Make believe and belong love did not last long
Unlike the Delhi song
And some bagels to down that depression
In an economic recession that cannot outshine well sprung mattress wars
Up against the doors for the fluff of it and outshone academies of bullet proof
Deadly certainties that all is well.
All is not well
When the pen is not like the quill
And the entrance holds me chill
For the effect of your lament on the children,
Stencil.

AI Summary

This poem explores the vast distance between poet and reader, between past and present, between India and the West, between myth and modernity, between the self you inherited and the self you’re trying to become. It opens with a cosmic metaphor — estuaries, universes, cataclysms — and then anchors itself in India’s historical destiny, invoking Nehru and the long shadow of colonialism.

From there, the poem becomes a meditation on identity shaped by history: daggers, guardians, colonial fineries, spices, cities named after Buddha, the Oracle of Delphi, Miami Dolphins, Lakshmi, Saraswati, Brahmins, the Queen, Delhi songs. These references aren’t random — they show how your inner world is stitched from multiple civilisations, religions, and cultural memories.

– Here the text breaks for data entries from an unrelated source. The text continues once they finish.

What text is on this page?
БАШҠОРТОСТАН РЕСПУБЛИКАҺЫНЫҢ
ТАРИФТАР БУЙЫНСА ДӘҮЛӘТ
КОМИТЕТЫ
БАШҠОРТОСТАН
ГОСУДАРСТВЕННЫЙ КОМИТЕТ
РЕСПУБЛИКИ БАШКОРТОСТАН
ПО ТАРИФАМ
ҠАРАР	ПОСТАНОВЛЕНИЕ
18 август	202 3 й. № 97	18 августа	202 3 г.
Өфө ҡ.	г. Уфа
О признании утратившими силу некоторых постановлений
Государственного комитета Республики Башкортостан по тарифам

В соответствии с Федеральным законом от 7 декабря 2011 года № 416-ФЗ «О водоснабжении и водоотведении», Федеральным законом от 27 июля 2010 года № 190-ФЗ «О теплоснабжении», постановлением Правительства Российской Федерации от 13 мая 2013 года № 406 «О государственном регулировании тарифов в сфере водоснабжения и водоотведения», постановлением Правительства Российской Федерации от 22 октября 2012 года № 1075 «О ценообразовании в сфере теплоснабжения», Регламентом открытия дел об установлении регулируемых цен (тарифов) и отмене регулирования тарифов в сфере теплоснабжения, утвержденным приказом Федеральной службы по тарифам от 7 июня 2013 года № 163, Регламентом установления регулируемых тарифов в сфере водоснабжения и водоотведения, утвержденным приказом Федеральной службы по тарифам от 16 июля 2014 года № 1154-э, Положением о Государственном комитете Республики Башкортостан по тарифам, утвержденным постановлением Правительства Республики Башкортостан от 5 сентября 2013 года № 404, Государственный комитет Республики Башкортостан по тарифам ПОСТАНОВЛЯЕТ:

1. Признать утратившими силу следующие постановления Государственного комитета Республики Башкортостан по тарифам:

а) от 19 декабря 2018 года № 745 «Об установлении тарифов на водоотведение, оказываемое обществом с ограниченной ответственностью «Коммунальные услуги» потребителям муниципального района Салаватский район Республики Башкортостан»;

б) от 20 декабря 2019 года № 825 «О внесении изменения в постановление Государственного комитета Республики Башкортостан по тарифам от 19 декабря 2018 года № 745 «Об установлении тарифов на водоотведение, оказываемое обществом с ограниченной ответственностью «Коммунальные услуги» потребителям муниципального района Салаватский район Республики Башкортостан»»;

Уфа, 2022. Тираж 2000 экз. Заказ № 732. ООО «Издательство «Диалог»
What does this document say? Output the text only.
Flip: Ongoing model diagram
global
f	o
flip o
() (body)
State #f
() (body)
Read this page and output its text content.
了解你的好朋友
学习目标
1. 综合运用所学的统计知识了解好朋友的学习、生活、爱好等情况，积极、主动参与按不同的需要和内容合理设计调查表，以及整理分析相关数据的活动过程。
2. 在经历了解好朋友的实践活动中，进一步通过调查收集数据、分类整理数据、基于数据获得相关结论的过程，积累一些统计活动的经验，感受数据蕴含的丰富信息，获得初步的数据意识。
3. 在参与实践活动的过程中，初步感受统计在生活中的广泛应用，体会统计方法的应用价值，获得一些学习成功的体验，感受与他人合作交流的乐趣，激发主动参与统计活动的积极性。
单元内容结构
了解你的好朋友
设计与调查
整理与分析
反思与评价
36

The middle of the poem turns toward class, caste, and belonging. You write about Brahmins, sarees, Styx, titles, legacy, the sadness of wanting “home away from home,” the ache of school days, the salt march, Machiavellian modernity, and the feeling of being excluded from places that shaped you. This is the emotional centre: a longing to belong to a world that keeps shifting the rules.

The final movement becomes a critique of modern chaos — technology, microchips, Watership Down, mattress wars, recession, bulletproof certainties, and the cold entrance that chills you. You end with a lament for the children, for the next generation inheriting a world of confusion, and for the “stencil” — the imprint of history on identity.

It’s a poem about legacy, displacement, cultural inheritance, and the ache of trying to find a place in a world shaped by forces far larger than any individual.